Un classique moqueur et paradoxal
Si les ressorties, restaurations et autres reprises ont pour but de nous faire croire que l’histoire du cinéma a déjà commencé, nul doute que dans cette histoire, La Salamandre d’Alain Tanner soit devenu et resté un classique, mais c’est un classique moqueur, de ceux qui se moquent un peu du cinéma et d’eux-mêmes, ou un classique paradoxal :
film préhistorique qui ne ferait qu’annoncer et attendre la fin de son âge de pierre.
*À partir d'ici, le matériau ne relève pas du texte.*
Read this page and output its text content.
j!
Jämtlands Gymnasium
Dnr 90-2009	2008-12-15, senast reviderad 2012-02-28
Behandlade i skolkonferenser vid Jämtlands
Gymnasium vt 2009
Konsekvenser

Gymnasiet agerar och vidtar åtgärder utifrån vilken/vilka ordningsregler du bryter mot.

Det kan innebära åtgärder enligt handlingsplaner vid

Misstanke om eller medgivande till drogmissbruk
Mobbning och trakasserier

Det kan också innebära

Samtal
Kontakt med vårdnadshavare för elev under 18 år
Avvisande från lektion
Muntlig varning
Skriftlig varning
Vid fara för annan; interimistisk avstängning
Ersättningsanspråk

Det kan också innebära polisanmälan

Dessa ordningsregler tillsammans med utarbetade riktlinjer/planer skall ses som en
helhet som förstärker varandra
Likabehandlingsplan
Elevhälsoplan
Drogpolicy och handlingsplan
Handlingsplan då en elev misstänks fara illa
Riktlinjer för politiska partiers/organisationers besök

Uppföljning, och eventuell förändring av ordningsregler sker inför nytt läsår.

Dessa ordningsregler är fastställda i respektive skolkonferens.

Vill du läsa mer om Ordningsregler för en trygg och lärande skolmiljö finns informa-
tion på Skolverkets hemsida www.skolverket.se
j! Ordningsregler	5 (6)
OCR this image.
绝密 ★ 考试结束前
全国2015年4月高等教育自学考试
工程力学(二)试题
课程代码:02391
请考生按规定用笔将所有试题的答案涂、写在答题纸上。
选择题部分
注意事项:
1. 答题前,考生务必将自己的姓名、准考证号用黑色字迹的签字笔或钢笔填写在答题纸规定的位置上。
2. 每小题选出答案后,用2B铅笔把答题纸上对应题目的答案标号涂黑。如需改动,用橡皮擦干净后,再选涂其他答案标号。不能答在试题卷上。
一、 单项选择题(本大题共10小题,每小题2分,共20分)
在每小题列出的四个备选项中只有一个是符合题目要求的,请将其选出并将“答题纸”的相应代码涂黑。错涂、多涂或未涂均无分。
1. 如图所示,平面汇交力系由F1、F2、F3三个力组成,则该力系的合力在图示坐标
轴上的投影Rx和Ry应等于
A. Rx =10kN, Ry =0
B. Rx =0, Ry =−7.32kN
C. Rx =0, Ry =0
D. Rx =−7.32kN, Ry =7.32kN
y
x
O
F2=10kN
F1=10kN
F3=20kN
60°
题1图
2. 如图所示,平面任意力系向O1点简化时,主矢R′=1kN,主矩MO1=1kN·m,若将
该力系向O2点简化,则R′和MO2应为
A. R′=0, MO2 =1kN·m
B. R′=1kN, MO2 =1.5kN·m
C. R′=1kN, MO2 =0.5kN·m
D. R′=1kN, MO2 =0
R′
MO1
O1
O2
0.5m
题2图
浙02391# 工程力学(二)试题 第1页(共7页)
C’est qu’il arbore sans cesse ce trait saillant, affiché à la fois comme un défaut et une qualité politiques, qu’est l’autodérision, et on irait jusqu’à croire qu’en son temps soixante-huitard, Tanner a fondé ou fixé quelque chose comme l’autodérision de gauche, qui ruine toutes les formes en circulation.
La Salamandre raconte l’impossibilité d’un film et thématise son propre échec à en être absolument un : dans Genève et ses alentours, deux Homo sapiens de base, ou intellectuels précaires, Pierre le journaliste (Bideau) et Paul l’écrivain (Jacques Denis), s’attellent à l’écriture d’un scénario pour la télévision, inspiré d’un mince fait divers.
Sous les coups de pied du réel, tous leurs échafaudages s’écroulent
Pour raconter l’histoire de Rosemonde, jeune ouvrière qui a ou n’a pas tiré au fusil sur son oncle, ils se partagent la méthode : Pierre choisit l’enquête et Paul l’imagination, dans l’idée de recouper les trouvailles respectives du magnétophone et de la machine à écrire.
Mais la vraie Rosemonde fait irruption, et avec elle Bulle Ogier, insolente de révolte impassible – sous les coups de pied du réel, tous leurs échafaudages s’écroulent, et mille autres choses seront dites et vécues à moitié.
De l’éloge de l’échec à l’échec au carré
A un premier niveau, le film se met donc à abandonner la fiction au profit de la vie même, celle de Rosemonde rétive à toute capture, et célèbre l’échec et l’inachèvement comme seule solution honnête ; tout comme il prend son parti à elle contre toutes les projections de la masculinité ambiante, nos deux comparses compris – ce qu’un célèbre plan littéral dans une usine de saucisses suffit à figurer pour toujours.
Mais La Salamandre ne s’arrête pas là, film amphibien décidé à subvertir tous ses milieux, et passe de l’éloge de l’échec à l’échec au carré : il se moque aussi du ménage à trois amoureux du documentaire (Pierre), de la fiction (Paul) et de la vraie vie (Rosemonde), décevant sans cesse par son cynisme bienfaisant notre désir de vérité dernière, ou de libération réelle par film interposé.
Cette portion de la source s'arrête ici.